ACT Book of the Year

2005

>>2004

WINNER  

Tony Kevin
A Certain Maritime Incident : the sinking of SIEV X 
Scribe Publications

Cover certain maritime incident

SYNOPSIS

In October 2001, over 400 asylum-seekers departed from Indonesia in a grossly overcrowded, unseaworthy boat bound for Australia. Somewhere between the two countries the boat sank, with a terrible loss of life 353 of the asylum-seekers drowned.

The Australian government claimed it had no prior knowledge of the unfolding tragedy. Yet ministers and senior officials from the beginning tried to mislead the Australian Senate and the community over important questions. What did the government and its agencies know about the boat and its fate, and when? Did we have any responsibility for the tragedy? Did we have a duty of care to save the survivors that we shirked?

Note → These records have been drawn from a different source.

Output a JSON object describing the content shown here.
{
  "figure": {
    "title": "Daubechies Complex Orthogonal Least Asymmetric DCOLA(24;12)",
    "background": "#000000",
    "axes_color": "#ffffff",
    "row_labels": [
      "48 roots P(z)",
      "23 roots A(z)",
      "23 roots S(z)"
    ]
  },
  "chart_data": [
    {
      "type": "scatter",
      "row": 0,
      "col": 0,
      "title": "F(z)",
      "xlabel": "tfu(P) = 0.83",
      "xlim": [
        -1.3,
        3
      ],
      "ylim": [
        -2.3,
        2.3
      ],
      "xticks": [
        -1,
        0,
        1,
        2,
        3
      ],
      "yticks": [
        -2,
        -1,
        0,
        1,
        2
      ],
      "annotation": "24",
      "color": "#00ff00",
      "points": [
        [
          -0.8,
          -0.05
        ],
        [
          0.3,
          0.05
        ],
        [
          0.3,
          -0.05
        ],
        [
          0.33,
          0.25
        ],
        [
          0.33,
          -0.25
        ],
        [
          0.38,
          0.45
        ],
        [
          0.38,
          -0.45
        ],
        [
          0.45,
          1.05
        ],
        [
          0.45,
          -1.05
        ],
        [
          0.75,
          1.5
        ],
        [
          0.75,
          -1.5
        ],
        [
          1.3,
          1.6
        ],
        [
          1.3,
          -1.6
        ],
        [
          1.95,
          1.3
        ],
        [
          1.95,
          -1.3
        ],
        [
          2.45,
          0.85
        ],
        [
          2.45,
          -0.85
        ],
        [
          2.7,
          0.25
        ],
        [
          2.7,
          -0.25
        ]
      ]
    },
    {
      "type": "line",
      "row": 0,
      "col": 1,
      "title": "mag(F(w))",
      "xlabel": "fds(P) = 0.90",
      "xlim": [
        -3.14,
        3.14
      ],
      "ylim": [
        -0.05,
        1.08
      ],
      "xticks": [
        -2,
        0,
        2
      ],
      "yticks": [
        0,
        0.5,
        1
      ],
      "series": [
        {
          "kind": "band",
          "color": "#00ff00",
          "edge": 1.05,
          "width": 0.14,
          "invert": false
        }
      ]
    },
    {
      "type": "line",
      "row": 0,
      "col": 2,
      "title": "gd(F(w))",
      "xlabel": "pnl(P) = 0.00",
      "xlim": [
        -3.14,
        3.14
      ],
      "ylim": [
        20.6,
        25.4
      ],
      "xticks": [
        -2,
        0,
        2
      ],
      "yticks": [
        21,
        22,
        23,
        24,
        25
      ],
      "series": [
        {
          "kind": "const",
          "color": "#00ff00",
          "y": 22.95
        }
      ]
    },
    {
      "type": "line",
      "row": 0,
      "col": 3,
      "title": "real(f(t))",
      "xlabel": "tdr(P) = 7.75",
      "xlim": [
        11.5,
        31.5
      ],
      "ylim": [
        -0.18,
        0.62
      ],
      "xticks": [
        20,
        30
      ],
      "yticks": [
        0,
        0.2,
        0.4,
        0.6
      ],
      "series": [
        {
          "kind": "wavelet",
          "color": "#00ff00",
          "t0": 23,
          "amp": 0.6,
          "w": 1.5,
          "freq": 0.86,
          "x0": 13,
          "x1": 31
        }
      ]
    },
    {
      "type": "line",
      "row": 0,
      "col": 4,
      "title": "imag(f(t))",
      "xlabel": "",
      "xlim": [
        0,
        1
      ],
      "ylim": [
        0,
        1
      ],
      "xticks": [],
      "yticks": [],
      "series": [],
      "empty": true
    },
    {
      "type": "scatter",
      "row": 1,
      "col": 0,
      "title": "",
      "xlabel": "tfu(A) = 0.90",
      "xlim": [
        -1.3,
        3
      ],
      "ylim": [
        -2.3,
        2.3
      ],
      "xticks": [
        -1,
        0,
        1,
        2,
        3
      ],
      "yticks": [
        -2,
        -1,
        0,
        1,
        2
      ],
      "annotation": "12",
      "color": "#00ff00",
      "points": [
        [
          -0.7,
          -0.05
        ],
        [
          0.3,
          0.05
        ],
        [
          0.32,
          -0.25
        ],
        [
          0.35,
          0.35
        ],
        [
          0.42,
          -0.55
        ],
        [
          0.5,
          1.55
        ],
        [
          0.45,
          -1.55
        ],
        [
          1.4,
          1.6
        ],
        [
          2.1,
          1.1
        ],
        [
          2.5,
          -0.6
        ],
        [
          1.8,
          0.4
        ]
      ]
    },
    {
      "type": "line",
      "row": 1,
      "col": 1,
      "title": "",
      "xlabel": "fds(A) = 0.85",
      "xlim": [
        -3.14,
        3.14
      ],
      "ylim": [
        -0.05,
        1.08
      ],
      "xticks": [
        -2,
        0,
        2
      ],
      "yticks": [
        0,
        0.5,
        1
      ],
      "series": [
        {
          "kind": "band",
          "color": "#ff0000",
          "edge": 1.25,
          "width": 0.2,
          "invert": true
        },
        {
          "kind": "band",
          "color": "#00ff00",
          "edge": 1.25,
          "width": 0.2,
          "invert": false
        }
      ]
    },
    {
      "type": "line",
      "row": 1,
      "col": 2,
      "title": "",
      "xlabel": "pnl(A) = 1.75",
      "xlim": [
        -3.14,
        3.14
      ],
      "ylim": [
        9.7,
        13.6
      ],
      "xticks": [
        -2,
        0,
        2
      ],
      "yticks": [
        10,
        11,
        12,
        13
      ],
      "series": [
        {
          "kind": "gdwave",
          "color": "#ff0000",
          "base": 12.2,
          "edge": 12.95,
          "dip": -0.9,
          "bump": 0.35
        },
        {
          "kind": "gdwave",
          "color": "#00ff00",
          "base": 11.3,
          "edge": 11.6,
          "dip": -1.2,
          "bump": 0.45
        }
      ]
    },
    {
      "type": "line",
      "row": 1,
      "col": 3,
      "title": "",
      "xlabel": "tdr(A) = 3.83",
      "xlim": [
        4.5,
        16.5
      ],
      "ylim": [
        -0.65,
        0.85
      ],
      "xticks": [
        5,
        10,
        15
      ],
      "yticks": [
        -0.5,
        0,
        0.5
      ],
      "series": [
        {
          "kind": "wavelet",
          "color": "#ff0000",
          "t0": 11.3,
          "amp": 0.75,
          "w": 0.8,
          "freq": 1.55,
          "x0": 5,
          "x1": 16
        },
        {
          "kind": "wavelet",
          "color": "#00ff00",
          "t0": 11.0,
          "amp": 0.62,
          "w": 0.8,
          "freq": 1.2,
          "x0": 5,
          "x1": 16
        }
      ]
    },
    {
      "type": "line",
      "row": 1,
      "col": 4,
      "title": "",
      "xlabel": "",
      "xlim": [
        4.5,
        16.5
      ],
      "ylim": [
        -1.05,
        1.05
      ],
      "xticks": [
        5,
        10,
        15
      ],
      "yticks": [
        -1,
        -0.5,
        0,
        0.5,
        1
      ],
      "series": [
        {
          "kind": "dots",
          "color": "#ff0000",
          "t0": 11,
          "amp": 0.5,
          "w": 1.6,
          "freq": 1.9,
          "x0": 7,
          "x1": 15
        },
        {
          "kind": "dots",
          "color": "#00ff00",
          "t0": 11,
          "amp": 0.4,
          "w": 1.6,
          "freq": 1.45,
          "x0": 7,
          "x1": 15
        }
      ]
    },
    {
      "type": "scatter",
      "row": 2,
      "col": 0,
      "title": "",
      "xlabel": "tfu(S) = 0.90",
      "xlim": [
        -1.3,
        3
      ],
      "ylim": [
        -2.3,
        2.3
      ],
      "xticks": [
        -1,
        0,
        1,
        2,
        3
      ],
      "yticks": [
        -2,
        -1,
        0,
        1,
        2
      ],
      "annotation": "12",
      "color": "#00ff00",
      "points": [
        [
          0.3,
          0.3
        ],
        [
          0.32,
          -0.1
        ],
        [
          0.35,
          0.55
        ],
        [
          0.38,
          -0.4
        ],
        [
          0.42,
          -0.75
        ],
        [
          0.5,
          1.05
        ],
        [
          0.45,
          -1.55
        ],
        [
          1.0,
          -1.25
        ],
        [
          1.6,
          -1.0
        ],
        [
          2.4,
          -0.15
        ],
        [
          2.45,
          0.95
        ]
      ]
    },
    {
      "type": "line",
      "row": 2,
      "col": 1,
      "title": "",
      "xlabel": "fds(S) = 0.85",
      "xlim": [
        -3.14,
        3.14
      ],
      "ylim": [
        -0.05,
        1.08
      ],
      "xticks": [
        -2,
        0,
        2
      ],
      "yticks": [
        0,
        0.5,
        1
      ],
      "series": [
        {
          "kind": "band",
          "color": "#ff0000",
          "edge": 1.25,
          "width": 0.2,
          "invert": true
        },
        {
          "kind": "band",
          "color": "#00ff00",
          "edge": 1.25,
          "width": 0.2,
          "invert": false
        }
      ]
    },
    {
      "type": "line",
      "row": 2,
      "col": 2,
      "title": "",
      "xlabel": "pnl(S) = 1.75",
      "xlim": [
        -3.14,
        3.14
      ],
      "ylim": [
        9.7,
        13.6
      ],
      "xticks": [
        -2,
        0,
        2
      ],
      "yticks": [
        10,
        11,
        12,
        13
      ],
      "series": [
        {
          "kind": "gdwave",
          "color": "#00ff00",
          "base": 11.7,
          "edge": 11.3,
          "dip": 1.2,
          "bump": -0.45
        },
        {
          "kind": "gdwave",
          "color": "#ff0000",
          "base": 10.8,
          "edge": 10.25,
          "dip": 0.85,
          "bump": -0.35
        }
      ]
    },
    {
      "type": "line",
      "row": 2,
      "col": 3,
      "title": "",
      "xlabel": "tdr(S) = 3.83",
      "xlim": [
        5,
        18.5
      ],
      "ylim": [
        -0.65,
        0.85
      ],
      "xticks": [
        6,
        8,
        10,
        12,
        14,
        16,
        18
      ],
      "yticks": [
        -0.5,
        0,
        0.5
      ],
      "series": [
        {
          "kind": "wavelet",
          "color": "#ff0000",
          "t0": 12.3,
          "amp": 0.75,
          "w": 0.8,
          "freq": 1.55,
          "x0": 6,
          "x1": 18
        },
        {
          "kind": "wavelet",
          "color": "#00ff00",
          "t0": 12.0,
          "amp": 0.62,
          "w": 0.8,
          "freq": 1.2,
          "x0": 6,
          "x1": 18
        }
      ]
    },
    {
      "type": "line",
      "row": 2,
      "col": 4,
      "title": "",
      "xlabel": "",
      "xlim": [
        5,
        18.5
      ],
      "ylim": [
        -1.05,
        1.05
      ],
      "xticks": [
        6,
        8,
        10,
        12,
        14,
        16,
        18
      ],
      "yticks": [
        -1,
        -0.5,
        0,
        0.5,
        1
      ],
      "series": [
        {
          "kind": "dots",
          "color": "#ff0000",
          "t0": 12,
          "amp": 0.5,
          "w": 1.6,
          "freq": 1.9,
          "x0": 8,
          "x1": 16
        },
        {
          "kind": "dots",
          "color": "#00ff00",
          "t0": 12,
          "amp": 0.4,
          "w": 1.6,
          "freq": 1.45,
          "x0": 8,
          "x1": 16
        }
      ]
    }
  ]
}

A Certain Maritime Incident joins the dots for the first time to reveal a disquieting record of government misconduct, including Australian Federal Police involvement in a people-smuggling ‘disruption program’, and an extraordinary combination of stonewalling and professed ignorance by a government dedicated to micromanaging the deterrence of asylum-seeker voyages.

The victims of this maritime disaster were mostly women and children, and many of their male family members are living in the Australian community on temporary protection visas. This book is dedicated to the grieving kin. It is also for the rest of us because, Tony Kevin argues, nothing less than a comprehensive judicial inquiry into the sinking of SIEV X will suffice if Australia is to regain its national honour.

ABOUT THE AUTHOR

Tony Kevin holds degrees in civil engineering, and in economics and political science. He retired from the Australian foreign service in 1998, after a 30-year career during which he served in the Foreign Affairs and Prime Minister’s departments, and was Australia’s ambassador to Poland and Cambodia. He is currently an honorary visiting fellow at the Australian National University’s Research School of Pacific and Asian Studies in Canberra.

He has written extensively on Australian foreign, national security, and refugee policies in Australia’s national print media.